Another finding: Labor is divided more equally before children arrive. "Before children are born, women work 44 hours at their jobs and men only 41 hours," said Mr. Rodgers. "After children, women remain at 44 hours, but men move up to 47."
The study suggests that men move more quickly on their career paths because women "cover" for them at home. "Almost two-thirds of men with children under the age of 13 had wives who were not in the labor force," Mr. Rodgers noted. "Virtually none of the women had that same advantage: 77 percent of the women were in dual-career families and 16 percent were single heads of households."
The housework men do is broken down along gender lines, Mr. Rodgers said, with men doing traditional tasks such as repairs and car and lawn maintenance.
But Mr. Rodgers, whose wife, Francene, is president of Work/Family Directions, said things are somewhat different at his house.
"When we first were married, our housework tasks were divided fairly traditionally," he said. "I'm not much of a cook -- though I am proud of my angel food cake -- but I'm quite good at cleaning."
After the Rodgers' children were born -- they're now 10 and 13 -- he worked at a child-care center. "I spent a great deal of time with my daughters, and I had a lot more cleaning up to do, too," he said. "Their schedules and appointments fell on my wife."
Because men generally are more "insulated" from balancing work and family, flexible working hours are far more important to working mothers who want to be successful professionals, Mr. Rodgers said.
"The very tool women need to be productive employees -- flexible hours at work -- works against them in terms of their careers," he said.
"Women can't compete on a level playing field with men at the workplace when a key requirement is their physical presence there for longer and longer hours."
Patricia Voydanoff, director of the Center for the Study of Family Development at the University of Dayton, said she and her husband, who have two children, started sharing cooking duties 20 years ago.

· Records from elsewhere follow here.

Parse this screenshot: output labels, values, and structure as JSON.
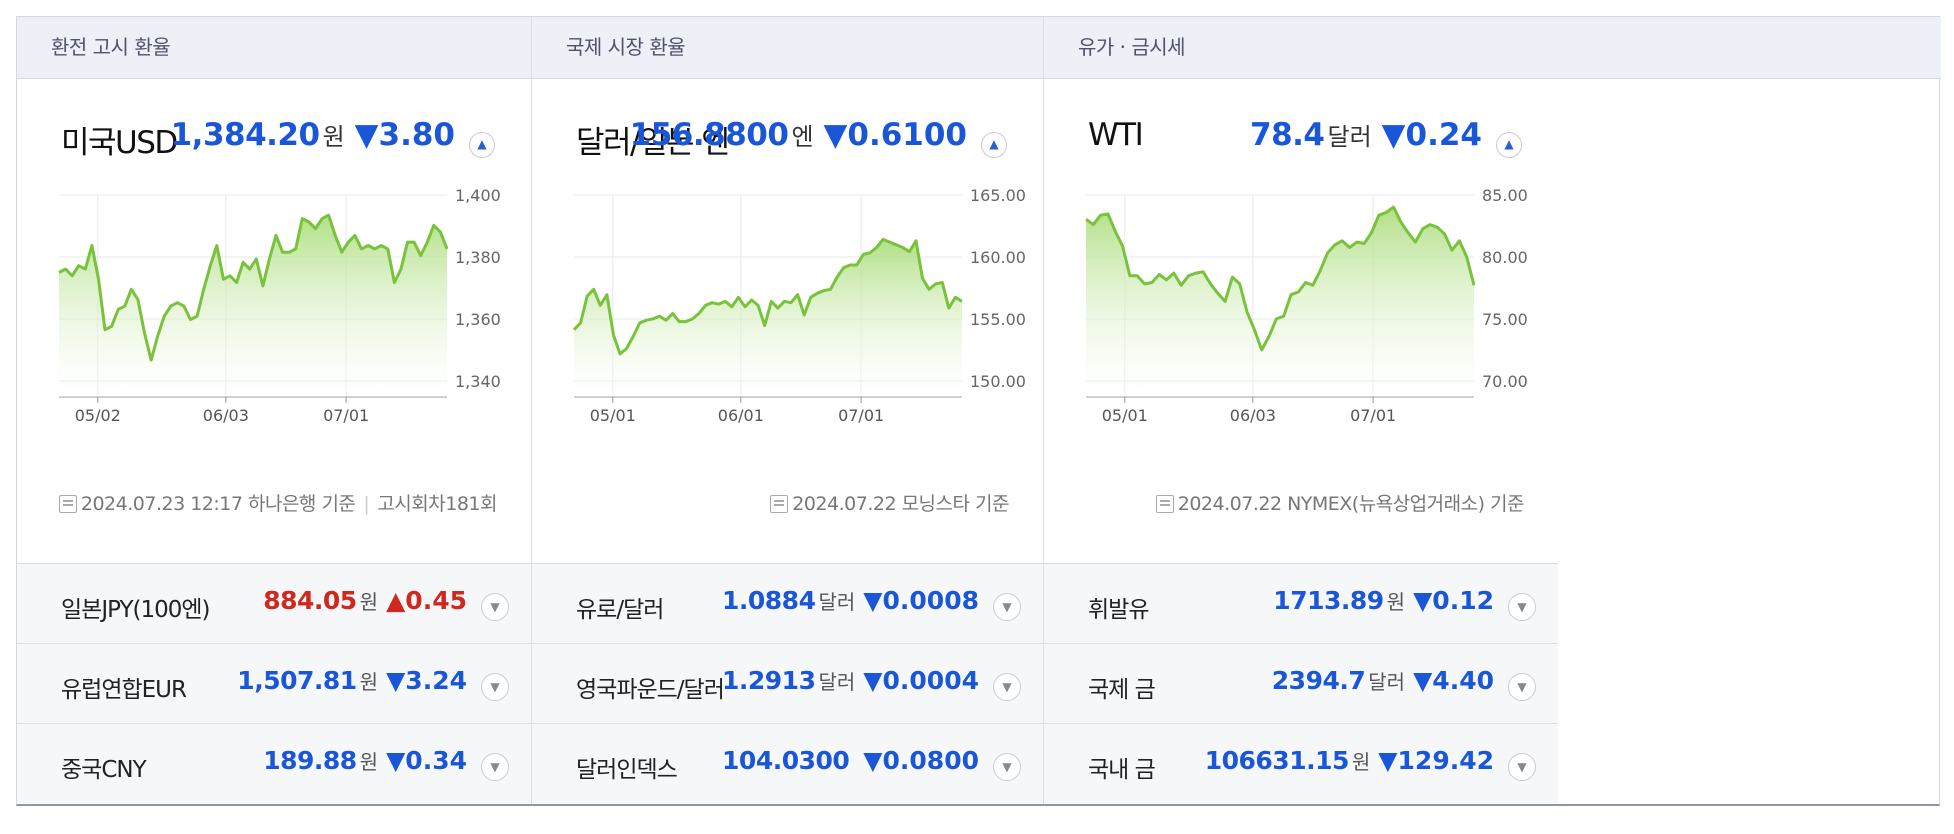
{
  "columns": [
    {
      "header": "환전 고시 환율",
      "main": {
        "title": "미국USD",
        "value": "1,384.20",
        "unit": "원",
        "change": "▼3.80",
        "direction": "down",
        "toggle_icon": "chevron-up-icon"
      },
      "chart_data": {
        "type": "area",
        "x_ticks": [
          "05/02",
          "06/03",
          "07/01"
        ],
        "y_ticks": [
          "1,400",
          "1,380",
          "1,360",
          "1,340"
        ],
        "ylim": [
          1340,
          1400
        ],
        "grid": true,
        "color": "#79c23b",
        "values": [
          1377,
          1378,
          1376,
          1379,
          1378,
          1385,
          1375,
          1360,
          1361,
          1366,
          1367,
          1372,
          1369,
          1359,
          1351,
          1358,
          1364,
          1367,
          1368,
          1367,
          1363,
          1364,
          1372,
          1379,
          1385,
          1375,
          1376,
          1374,
          1380,
          1378,
          1381,
          1373,
          1381,
          1388,
          1383,
          1383,
          1384,
          1393,
          1392,
          1390,
          1393,
          1394,
          1388,
          1383,
          1386,
          1388,
          1384,
          1385,
          1384,
          1385,
          1384,
          1374,
          1378,
          1386,
          1386,
          1382,
          1386,
          1391,
          1389,
          1384
        ]
      },
      "source": {
        "date": "2024.07.23 12:17 하나은행 기준",
        "extra": "고시회차181회",
        "icon": "document-icon"
      },
      "rows": [
        {
          "label": "일본JPY(100엔)",
          "value": "884.05",
          "unit": "원",
          "change": "▲0.45",
          "direction": "up"
        },
        {
          "label": "유럽연합EUR",
          "value": "1,507.81",
          "unit": "원",
          "change": "▼3.24",
          "direction": "down"
        },
        {
          "label": "중국CNY",
          "value": "189.88",
          "unit": "원",
          "change": "▼0.34",
          "direction": "down"
        }
      ]
    },
    {
      "header": "국제 시장 환율",
      "main": {
        "title": "달러/일본 엔",
        "value": "156.8800",
        "unit": "엔",
        "change": "▼0.6100",
        "direction": "down",
        "toggle_icon": "chevron-up-icon"
      },
      "chart_data": {
        "type": "area",
        "x_ticks": [
          "05/01",
          "06/01",
          "07/01"
        ],
        "y_ticks": [
          "165.00",
          "160.00",
          "155.00",
          "150.00"
        ],
        "ylim": [
          150,
          165
        ],
        "grid": true,
        "color": "#79c23b",
        "values": [
          155.0,
          155.5,
          157.5,
          158.0,
          156.8,
          157.6,
          154.6,
          153.2,
          153.6,
          154.5,
          155.5,
          155.7,
          155.8,
          156.0,
          155.7,
          156.2,
          155.6,
          155.6,
          155.8,
          156.2,
          156.8,
          157.0,
          156.9,
          157.1,
          156.7,
          157.4,
          156.7,
          157.2,
          156.8,
          155.3,
          157.1,
          156.6,
          157.1,
          157.0,
          157.6,
          156.1,
          157.4,
          157.7,
          157.9,
          158.0,
          158.9,
          159.6,
          159.8,
          159.8,
          160.6,
          160.7,
          161.1,
          161.7,
          161.5,
          161.3,
          161.1,
          160.8,
          161.6,
          158.8,
          158.0,
          158.4,
          158.5,
          156.6,
          157.4,
          157.1
        ]
      },
      "source": {
        "date": "2024.07.22 모닝스타 기준",
        "icon": "document-icon"
      },
      "rows": [
        {
          "label": "유로/달러",
          "value": "1.0884",
          "unit": "달러",
          "change": "▼0.0008",
          "direction": "down"
        },
        {
          "label": "영국파운드/달러",
          "value": "1.2913",
          "unit": "달러",
          "change": "▼0.0004",
          "direction": "down"
        },
        {
          "label": "달러인덱스",
          "value": "104.0300",
          "unit": "",
          "change": "▼0.0800",
          "direction": "down"
        }
      ]
    },
    {
      "header": "유가 · 금시세",
      "main": {
        "title": "WTI",
        "value": "78.4",
        "unit": "달러",
        "change": "▼0.24",
        "direction": "down",
        "toggle_icon": "chevron-up-icon"
      },
      "chart_data": {
        "type": "area",
        "x_ticks": [
          "05/01",
          "06/03",
          "07/01"
        ],
        "y_ticks": [
          "85.00",
          "80.00",
          "75.00",
          "70.00"
        ],
        "ylim": [
          70,
          85
        ],
        "grid": true,
        "color": "#79c23b",
        "values": [
          83.2,
          82.8,
          83.5,
          83.6,
          82.3,
          81.2,
          79.0,
          79.0,
          78.4,
          78.5,
          79.1,
          78.7,
          79.2,
          78.3,
          79.0,
          79.2,
          79.3,
          78.4,
          77.7,
          77.1,
          78.9,
          78.4,
          76.3,
          75.0,
          73.5,
          74.5,
          75.8,
          76.0,
          77.6,
          77.8,
          78.5,
          78.3,
          79.4,
          80.7,
          81.3,
          81.6,
          81.1,
          81.5,
          81.4,
          82.2,
          83.5,
          83.7,
          84.1,
          83.0,
          82.2,
          81.5,
          82.5,
          82.8,
          82.6,
          82.1,
          80.9,
          81.6,
          80.4,
          78.3
        ]
      },
      "source": {
        "date": "2024.07.22 NYMEX(뉴욕상업거래소) 기준",
        "icon": "document-icon"
      },
      "rows": [
        {
          "label": "휘발유",
          "value": "1713.89",
          "unit": "원",
          "change": "▼0.12",
          "direction": "down"
        },
        {
          "label": "국제 금",
          "value": "2394.7",
          "unit": "달러",
          "change": "▼4.40",
          "direction": "down"
        },
        {
          "label": "국내 금",
          "value": "106631.15",
          "unit": "원",
          "change": "▼129.42",
          "direction": "down"
        }
      ]
    }
  ]
}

"He likes to cook outdoors, so his idea of cooking was fixing the meat," said Dr. Voydanoff, who has a doctorate in sociology from Wayne State University in Detroit. "Salads and vegetables weren't part of his conception of dinner. But now he understands and does more around the house than I do because I'm working full time and he's working part time."
Change in the distribution of labor at home is slow because "women are considered supplementary wage earners and therefore have the major responsibility for housework," Dr. Voydanoff said. "Before changes will come in the housework, we need pay equity and the recognition that women's work outside the home is as important as men's."
The advantages reaped by women with children who have a cooperative spouse is evident in the career of Michele L. Bochnak, field promotion manager for Procter & Gamble Co. in the Chicago suburb of Oakbrook Terrace, Ill.
Ms. Bochnak and her husband have three children, and when she was offered an important transfer to Connecticut, he went with her and stayed at home for nine months "to get the family adjusted."
Because her husband was at home, Ms. Bochnak was free to travel, an important part of her job at the time.
"He made it possible for me to move ahead," she said. "Dividing the homework frees up both people's time and strengthens their relationship -- if each holds up the bargain."
But Heidi Hartmann, an economist who heads the Institute of Women's Policy Research, thinks the fact that women do most of the work at home will be difficult to change because it's a reflection of power politics.
"There's a connection between the work women do at home and the lack of respect and low-paying jobs they get in the work force," she said. "Both in the household and in the labor market, the division of labor by gender tends to benefit men."